中心部が山のように膨らんだ楕円形がみるみるなくなる。
「はむはむはむ。がっつがっつがっつ。ぐわっぐわっぐわっ!」
「声に出しながら食べるのやめません?」
よい食べっぷりなのはわかるのだが、はしたない。
せっかく気品のありそうな顔立ちと体型をしているというのに。
「エルフのぉ胃袋はぁ、世界いちぃぃぃいいいい!!」
「俺の夢と価値観をぶち壊す発言はやめてください」
おっかしいなあ……。
エルフって聖なる森の番人で、滅多に人前には姿を現さない印象があるんだけど。
リーネさんを見ていると、ただの一般人のように思える。
幻想による脳内の補正って怖い。
ノブユキは、認識を改めた。
「ごちそうさまー! 相変わらず、おいしかったわよ!!」
「それはなにより。俺の顔は食べている間に見えました?」
「ん? なんのこと?」
あ、そうだった。
ドランから助言をもらっていた時、リーネは厨房にいたのだ。
知らなくても無理はない。
というか、急に接客をやり出したノブユキを不思議に思わなかったリーネにも責任があるのではないか?
まあいいか、とノブユキは試食会でドランに言われたことをリーネに話す。
「なるほどねえ、爺さまが言いそうなことだわ。それでノブユキくんは接客も始めたってわけだったのね。わたしの仕事っぷりに嫉妬しているのかと思っていたわ」
「どんな勘違いですか……」
「それで、顔かあ。顔ねえ……。顔は見えなかったけどメッセージは伝わったわよ」
「え、どんな?」
「ピーマンは抜いておきました。たまごは固めです。
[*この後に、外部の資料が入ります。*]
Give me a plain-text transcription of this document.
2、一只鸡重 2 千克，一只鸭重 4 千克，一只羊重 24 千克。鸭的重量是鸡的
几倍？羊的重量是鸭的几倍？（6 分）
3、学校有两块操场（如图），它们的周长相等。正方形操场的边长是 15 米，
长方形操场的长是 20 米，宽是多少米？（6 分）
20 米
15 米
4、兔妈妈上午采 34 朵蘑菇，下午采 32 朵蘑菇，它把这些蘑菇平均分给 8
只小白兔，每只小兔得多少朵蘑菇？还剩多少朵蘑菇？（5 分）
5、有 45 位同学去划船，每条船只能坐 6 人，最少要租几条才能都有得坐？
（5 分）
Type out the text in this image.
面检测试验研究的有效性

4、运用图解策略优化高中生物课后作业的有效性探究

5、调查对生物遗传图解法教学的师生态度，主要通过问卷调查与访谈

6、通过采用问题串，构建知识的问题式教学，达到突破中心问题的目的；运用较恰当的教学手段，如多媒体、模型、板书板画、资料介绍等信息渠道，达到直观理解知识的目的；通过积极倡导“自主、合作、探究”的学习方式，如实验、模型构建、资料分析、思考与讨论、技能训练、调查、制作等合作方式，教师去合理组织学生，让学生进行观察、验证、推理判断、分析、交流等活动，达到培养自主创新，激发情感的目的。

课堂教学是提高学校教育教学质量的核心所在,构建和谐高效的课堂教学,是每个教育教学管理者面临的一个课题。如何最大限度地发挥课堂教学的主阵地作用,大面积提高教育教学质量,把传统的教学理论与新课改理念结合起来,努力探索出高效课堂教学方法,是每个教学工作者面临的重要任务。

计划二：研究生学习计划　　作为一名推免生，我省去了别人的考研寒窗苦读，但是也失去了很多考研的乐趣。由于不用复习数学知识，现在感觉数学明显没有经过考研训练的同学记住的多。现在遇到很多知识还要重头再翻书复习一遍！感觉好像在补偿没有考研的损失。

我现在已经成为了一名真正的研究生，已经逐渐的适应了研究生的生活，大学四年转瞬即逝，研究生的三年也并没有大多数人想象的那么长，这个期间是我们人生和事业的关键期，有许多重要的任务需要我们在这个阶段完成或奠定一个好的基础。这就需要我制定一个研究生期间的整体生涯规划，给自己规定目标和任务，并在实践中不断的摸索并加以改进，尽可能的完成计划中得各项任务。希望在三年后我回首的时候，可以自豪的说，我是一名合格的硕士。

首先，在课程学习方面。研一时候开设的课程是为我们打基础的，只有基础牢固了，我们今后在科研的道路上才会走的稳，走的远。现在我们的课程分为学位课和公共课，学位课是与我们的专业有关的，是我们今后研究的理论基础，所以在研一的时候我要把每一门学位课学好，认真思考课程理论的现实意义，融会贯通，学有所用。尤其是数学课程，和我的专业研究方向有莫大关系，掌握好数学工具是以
でしょう?」
おお!
ノブユキは喜びの声を抑えて、腰の横で手を握り、ぐっと拳を作った。
手応えあり。
気のせいかもしれないが、胸がぽかぽかしているかもしれない。
「ってなわけで、近日中にオムライスをメニューに追加ね」
「どういう理屈ですか!?」
いきなりすぎるだろ、この人!
「『牛乳とチーズでとろみをつけた汁に具材を混ぜたご飯』の季節もそろそろ終わりでしょう? 新しいメニューに切り替えないと」
「いやあ、オムライスは……どうなんだろうなあ」
「と言うと、どういうことかしら?」
「リーネさん、オムライスにピーマン入れたら食べます?」
リーネはぞっとしたように身震いをした。
「だめ、それだけはだめよ、ノブユキくん。わたし、ピーマンだけはだめなの」
「でしょう? オムライスは具材やたまごの焼き加減の種類が多すぎるんですって。お客の要望を間違うことなく、オーダーを取れる自信がありますか?」
「ふ、ふっふっふ……まさかノブユキくんから挑戦状をだされる日がくるとは思っていなかったわ。いいでしょう受けましょう!」
「いえ、そういう意味で言ったつもりは」
「たぎる。たぎるわね。何かしらこの燃えるような感情は!」
リーネは止まりそうもない暴走列車(そういやこの世界にあるのかどうか知らないなあ、とはノブユキ談)と化し。
大衆食堂『りぃ~ね』はまさしく春の嵐へと突入してゆくのだった。